FIG. 5 is a system block diagram of an online system failure analysis method according to the present invention.

FIG. 6 is a data table constituting an online system failure analysis system according to the present invention.

FIG. 7 is a data table constituting an online system failure analysis system according to the present invention.

[Description of Signs] 10 online system 11 message acquisition unit 12 message monitoring module 13 hardware monitoring module 14 software monitoring module 15 failure analysis monitoring module 16 handling module 17 history accumulation table 18 work history accumulation table 19 message table 20 hardware monitoring table 21 Software monitoring table 22 Response history monitoring table.

Claims (3)

[Claims] 1. A method for accumulating information relating to data output from a system, checking a correspondence between information relating to a failure and information relating to data outputted from the system, and detecting a failure when the correspondences match.
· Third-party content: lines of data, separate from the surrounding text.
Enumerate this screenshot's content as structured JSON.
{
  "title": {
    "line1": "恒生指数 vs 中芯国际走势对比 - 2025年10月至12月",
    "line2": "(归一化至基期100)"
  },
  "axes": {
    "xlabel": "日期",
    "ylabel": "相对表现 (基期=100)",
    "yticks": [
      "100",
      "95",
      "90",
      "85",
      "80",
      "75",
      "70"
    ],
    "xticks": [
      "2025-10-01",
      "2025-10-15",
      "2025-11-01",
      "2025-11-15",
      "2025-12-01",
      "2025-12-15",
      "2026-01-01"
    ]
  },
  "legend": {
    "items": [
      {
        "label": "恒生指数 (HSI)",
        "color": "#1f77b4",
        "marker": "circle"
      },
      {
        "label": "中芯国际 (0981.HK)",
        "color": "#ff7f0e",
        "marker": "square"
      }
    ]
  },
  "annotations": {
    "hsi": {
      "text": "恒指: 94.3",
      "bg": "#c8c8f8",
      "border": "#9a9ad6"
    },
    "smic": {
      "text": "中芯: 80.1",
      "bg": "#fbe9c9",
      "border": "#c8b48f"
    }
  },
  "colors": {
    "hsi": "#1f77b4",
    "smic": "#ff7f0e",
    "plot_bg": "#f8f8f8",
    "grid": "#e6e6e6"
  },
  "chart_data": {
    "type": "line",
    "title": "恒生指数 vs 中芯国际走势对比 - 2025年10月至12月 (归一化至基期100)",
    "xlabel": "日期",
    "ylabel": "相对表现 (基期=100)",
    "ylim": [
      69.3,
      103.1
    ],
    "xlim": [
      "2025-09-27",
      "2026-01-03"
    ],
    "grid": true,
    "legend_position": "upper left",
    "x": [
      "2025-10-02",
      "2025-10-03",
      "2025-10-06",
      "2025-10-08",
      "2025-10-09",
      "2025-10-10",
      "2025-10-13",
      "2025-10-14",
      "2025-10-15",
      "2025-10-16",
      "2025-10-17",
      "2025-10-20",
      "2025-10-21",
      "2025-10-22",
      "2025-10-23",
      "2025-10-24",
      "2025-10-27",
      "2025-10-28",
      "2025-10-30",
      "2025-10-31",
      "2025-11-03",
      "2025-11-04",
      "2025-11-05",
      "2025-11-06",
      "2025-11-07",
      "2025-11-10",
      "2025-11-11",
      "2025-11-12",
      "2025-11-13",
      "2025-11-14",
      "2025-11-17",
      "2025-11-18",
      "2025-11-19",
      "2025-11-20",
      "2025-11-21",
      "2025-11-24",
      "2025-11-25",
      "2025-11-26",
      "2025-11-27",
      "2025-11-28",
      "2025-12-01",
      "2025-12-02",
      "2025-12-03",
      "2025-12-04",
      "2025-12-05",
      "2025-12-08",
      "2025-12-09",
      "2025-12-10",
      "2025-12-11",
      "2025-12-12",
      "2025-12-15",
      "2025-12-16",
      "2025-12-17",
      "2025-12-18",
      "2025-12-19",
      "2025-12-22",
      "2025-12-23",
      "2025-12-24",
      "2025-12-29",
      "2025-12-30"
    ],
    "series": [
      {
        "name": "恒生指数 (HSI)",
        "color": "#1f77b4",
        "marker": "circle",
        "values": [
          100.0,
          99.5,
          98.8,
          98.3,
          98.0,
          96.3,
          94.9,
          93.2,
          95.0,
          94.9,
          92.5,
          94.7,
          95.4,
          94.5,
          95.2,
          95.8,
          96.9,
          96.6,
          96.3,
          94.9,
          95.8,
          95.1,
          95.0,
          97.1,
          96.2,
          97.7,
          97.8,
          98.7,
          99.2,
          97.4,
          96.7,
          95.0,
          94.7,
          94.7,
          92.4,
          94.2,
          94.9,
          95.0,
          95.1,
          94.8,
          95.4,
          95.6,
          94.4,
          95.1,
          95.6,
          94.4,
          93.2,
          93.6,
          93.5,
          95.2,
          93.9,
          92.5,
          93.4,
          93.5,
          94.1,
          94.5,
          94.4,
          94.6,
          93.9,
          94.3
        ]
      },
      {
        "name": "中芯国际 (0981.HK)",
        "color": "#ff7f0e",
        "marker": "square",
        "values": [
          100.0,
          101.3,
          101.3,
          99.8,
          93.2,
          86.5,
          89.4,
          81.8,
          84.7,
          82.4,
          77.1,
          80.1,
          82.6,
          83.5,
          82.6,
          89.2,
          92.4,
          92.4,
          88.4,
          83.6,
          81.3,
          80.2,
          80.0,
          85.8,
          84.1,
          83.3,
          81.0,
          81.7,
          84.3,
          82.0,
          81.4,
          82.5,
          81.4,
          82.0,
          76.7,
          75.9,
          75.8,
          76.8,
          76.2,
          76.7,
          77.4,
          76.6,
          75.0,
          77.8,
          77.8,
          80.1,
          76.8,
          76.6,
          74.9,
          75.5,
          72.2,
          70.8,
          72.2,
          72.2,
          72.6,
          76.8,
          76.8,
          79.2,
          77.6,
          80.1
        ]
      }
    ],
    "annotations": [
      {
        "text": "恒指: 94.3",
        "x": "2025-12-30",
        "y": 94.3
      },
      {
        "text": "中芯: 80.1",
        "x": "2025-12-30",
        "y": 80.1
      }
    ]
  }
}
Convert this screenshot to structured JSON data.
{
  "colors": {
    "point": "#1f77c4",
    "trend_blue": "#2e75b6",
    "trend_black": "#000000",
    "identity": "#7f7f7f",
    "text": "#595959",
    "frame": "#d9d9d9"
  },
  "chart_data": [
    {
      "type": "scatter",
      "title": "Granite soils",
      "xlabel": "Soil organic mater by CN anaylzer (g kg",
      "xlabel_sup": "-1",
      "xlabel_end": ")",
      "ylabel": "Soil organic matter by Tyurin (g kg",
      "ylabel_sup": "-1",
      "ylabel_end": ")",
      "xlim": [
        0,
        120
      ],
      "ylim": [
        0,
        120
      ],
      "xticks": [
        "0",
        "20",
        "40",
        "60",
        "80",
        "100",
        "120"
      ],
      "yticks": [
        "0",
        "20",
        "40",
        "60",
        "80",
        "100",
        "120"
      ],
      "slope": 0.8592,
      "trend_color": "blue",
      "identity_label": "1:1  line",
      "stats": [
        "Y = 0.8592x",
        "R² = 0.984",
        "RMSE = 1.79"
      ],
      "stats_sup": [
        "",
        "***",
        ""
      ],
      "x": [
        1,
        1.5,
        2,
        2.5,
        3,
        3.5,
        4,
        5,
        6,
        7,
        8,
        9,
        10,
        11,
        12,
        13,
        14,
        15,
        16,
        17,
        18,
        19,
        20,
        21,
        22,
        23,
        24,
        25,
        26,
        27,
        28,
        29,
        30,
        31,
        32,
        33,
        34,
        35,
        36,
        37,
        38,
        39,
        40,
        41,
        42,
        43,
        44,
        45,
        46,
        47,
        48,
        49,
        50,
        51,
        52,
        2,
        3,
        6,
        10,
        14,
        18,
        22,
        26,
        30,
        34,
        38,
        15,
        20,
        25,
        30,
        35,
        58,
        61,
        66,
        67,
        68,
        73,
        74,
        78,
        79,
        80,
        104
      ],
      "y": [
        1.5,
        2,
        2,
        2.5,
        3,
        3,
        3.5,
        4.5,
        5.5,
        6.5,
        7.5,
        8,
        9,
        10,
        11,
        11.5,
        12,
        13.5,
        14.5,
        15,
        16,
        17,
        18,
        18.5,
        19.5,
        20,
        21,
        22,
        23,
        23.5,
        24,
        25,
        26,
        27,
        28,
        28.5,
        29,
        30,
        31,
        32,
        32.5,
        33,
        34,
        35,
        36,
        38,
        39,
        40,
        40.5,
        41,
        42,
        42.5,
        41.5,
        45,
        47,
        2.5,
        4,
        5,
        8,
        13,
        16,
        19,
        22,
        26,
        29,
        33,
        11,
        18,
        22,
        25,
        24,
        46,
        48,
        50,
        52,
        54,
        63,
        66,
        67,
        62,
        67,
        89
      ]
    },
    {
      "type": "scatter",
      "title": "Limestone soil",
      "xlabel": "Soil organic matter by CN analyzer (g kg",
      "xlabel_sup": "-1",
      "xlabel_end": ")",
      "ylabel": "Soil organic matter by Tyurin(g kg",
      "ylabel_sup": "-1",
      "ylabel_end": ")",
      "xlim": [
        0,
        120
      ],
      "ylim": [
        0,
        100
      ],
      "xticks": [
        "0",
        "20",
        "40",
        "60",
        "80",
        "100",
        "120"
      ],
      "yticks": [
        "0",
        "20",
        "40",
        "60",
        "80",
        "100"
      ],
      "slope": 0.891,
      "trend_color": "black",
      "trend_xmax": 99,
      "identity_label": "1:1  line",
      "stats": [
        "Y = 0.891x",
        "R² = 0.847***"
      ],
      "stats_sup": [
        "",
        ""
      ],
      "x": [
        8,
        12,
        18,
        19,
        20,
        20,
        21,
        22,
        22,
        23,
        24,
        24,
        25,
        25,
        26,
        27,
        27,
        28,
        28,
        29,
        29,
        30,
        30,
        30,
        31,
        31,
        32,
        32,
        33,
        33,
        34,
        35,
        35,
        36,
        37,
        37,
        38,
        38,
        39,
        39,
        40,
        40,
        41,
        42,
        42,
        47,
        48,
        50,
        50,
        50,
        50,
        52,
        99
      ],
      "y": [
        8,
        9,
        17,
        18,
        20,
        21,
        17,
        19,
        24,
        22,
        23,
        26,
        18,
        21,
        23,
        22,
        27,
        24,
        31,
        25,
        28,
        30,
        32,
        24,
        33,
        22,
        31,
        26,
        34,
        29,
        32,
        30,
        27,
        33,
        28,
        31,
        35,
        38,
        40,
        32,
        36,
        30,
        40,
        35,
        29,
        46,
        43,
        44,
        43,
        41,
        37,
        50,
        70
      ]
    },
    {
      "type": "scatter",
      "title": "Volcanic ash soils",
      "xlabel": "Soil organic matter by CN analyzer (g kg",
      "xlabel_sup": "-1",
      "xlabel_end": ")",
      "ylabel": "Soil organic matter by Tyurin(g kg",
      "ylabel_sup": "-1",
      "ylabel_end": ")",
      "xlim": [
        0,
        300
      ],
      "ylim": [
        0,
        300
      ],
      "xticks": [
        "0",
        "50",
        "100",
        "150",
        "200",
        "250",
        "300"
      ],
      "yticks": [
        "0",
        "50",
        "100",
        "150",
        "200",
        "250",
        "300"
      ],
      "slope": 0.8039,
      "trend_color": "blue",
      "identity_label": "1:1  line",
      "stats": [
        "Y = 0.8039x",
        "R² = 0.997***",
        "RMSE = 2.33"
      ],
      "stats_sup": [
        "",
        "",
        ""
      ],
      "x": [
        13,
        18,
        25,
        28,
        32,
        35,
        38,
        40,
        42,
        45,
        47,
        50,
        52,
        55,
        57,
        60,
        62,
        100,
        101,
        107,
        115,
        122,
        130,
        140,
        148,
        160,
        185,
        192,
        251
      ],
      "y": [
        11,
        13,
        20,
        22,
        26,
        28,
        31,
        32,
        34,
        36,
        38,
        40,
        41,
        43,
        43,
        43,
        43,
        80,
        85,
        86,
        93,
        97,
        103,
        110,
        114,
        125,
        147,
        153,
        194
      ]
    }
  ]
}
A failure analysis method characterized by realizing the display of the cause related to the failure and the method of dealing with the failure. 2. The method according to claim 1, wherein the monitoring of the hardware and the monitoring of the software are constantly performed, and for the failure of the hardware and the software, the cause of the failure and the method of dealing with the failure are displayed. Failure analysis method. 3. The failure analysis method according to claim 2, wherein the information relating to the failure manages information relating to a cause of the failure and information relating to past cases of the failure.